Possible solution for Red dead redemption 2 in a VM

If anybody is interested, I may have found a possible fix for starting rdr2 in QEMU.

If you have the issue where the game crashes when entering settings or story mode with no error message, this may help.

It seems that if you remove the BOCHS and BXPC strings from the acpi table, the game works (at least on my VM)!

I also changed the smbios and removed any references to QEMU, don’t know if this helps but it won’t hurt.

Changing the smbios is easy, can be done with qemu arguments. Changing the acpi tables is not that easy. There is the argument “acpitable” to add a new acpi table, but I couldn’t find how to easily modify the default acpi tables.

Unfortunately the only way I know to change the default acpi tables is to patch and build your own QEMU.

I have created a patched QEMU repository here https://bitbucket.org/virt-hide/qemu/src/hide-qemu/ which is based on v5.1.0, but since the patch is so trivial you should be able to rebase it on any version.

One more problem is that Windows 10 seems to do some kind of acpi tables caching, so even if you change the values in the tables, they are not refreshed. I noticed that by changing the ovmf firmware file to another file that is different, it forces Windows to reload the table. You can use the tool from here https://www.nirsoft.net/utils/firmware_tables_view.html to check the values of the acpi tables, if you still see BOCHS and/or BXPC then the tables were not refreshed. If somebody knows of a better way to disable this stupid caching let me know.

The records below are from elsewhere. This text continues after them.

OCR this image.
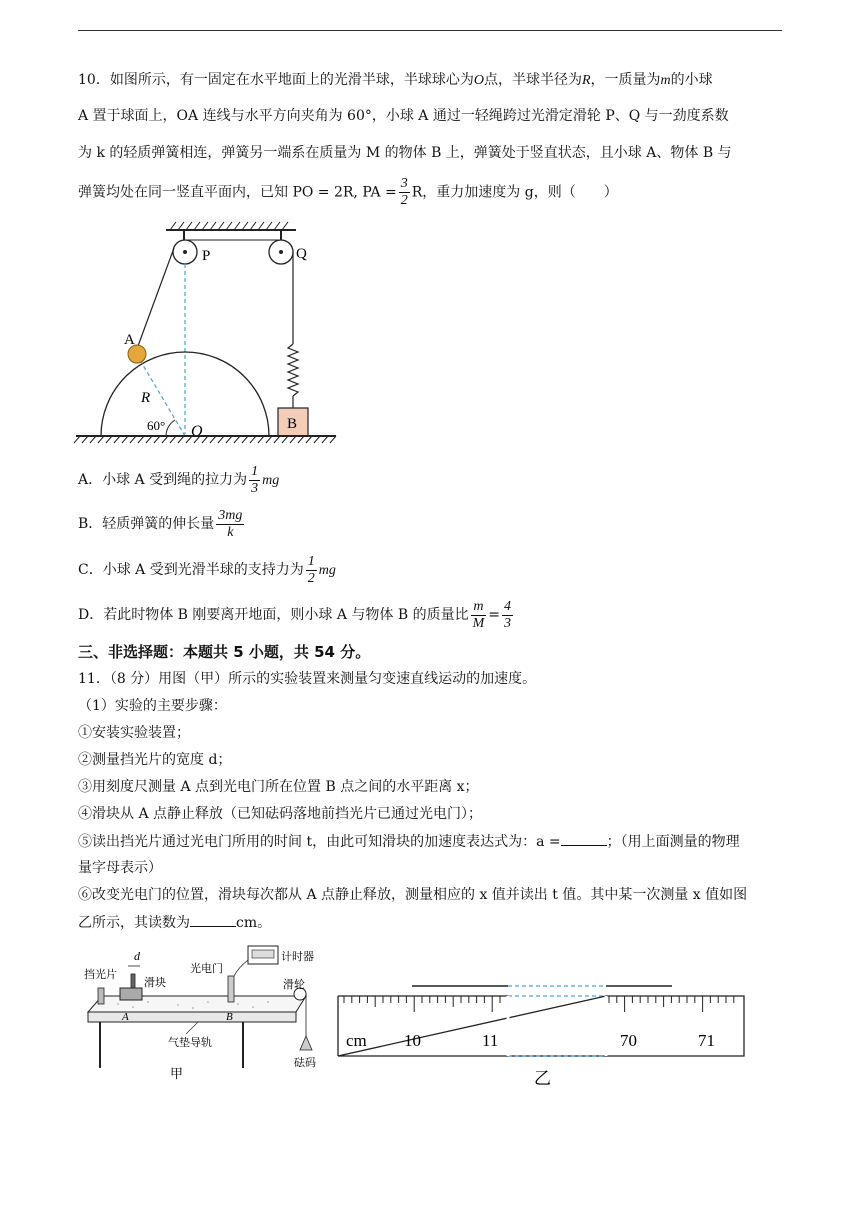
10．如图所示，有一固定在水平地面上的光滑半球，半球球心为O点，半球半径为R，一质量为m的小球
A 置于球面上，OA 连线与水平方向夹角为 60°，小球 A 通过一轻绳跨过光滑定滑轮 P、Q 与一劲度系数
为 k 的轻质弹簧相连，弹簧另一端系在质量为 M 的物体 B 上，弹簧处于竖直状态，且小球 A、物体 B 与
弹簧均处在同一竖直平面内，已知 PO = 2R, PA = $\frac{3}{2}$ R，重力加速度为 g，则（　　）
P	Q
A
R
60° O	B
A．小球 A 受到绳的拉力为 $\frac{1}{3}$ mg
B．轻质弹簧的伸长量 $\frac{3mg}{k}$
C．小球 A 受到光滑半球的支持力为 $\frac{1}{2}$ mg
D．若此时物体 B 刚要离开地面，则小球 A 与物体 B 的质量比 $\frac{m}{M} = \frac{4}{3}$
三、非选择题：本题共 5 小题，共 54 分。
11．（8 分）用图（甲）所示的实验装置来测量匀变速直线运动的加速度。
（1）实验的主要步骤：
①安装实验装置；
②测量挡光片的宽度 d；
③用刻度尺测量 A 点到光电门所在位置 B 点之间的水平距离 x；
④滑块从 A 点静止释放（已知砝码落地前挡光片已通过光电门）；
⑤读出挡光片通过光电门所用的时间 t，由此可知滑块的加速度表达式为：a =	；（用上面测量的物理
量字母表示）
⑥改变光电门的位置，滑块每次都从 A 点静止释放，测量相应的 x 值并读出 t 值。其中某一次测量 x 值如图
乙所示，其读数为	cm。
d
挡光片
滑块
A
光电门
B
计时器
滑轮
砝码
气垫导轨
甲
cm 10	11	70	71
乙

If you want to use a different edk2 firmware which should force Windows to refresh the tables, you can use the one I patched to remove a string that could also expose that windows is running in a VM. You don’t need this change, RDR2 should start just with modified acpi tables. You can get it here https://bitbucket.org/virt-hide/edk2/src/hide-edk2/

Build QEMU:

git clone [email protected]:virt-hide/qemu.git
cd qemu
git checkout hide-qemu
git submodule init
git submodule update --recursive
#I build qemu in bin/native
mkdir -p bin/native
cd bin/native
../../configure --prefix=<Somewhere you would like to have qemu installed> --target-list=x86_64-softmmu
make -j16
make install

Build OVMF:

git clone https://bitbucket.org/virt-hide/edk2.git
cd edk2
git checkout hide-edk2
make ARCH=X64 -C BaseTools
. ./edksetup.sh
mkdir -p ovmf
./OvmfPkg/build.sh -a X64 -b RELEASE -t GCC49 -D TLS_ENABLE -D HTTP_BOOT_ENABLE -D NETWORK_IP6_ENABLE -D FD_SIZE_2MB
cp Build/OvmfX64/*/FV/OVMF_*.fd ovmf/

You can easily change the emulator to your own in libvirt under node :

<emulator><path to qemu executable>/qemu-system-x86_64</emulator>

The SMBIOS can be cleaned up in libvirt like this:

In node add:

<smbios mode='host'/>

But this is not enough, some QEMU string are still present in SMBIOS, so I also changed some other values:

In qemu:commandline node add:

    <qemu:arg value='-smbios'/>
    <qemu:arg value='type=2,manufacturer=ASRock,product=X470 Taichi,version=AM4,serial=S4M88119'/>
    <qemu:arg value='-smbios'/>
    <qemu:arg value='type=4,manufacturer=AMD,version=1000'/>
    <qemu:arg value='-smbios'/>
    <qemu:arg value='type=17,manufacturer=Micron'/>

SMBIOS changes may be unnecessary, I didn’t test without them. Also, I use kvm hidden state on, don’t know if it’s necessary.

3 Likes

I have RDR2 on my pile of shame and did not know that it is a problem to run this in a VM. If this is the case I just won’t play it, this is way to much hassle to fix a broken game. Only thing I regret is I can not return it anymore.

I doubt this is an accidental bug, it looks intentional to me.

I though it is a singleplayer only game so it is not clear to me what they gain by blocking virtualized environments, but I also agree that this is indeed more plausible this is intentional that perticular game having weird issues. Anyway, if I can’t play it their future productions will not be bought.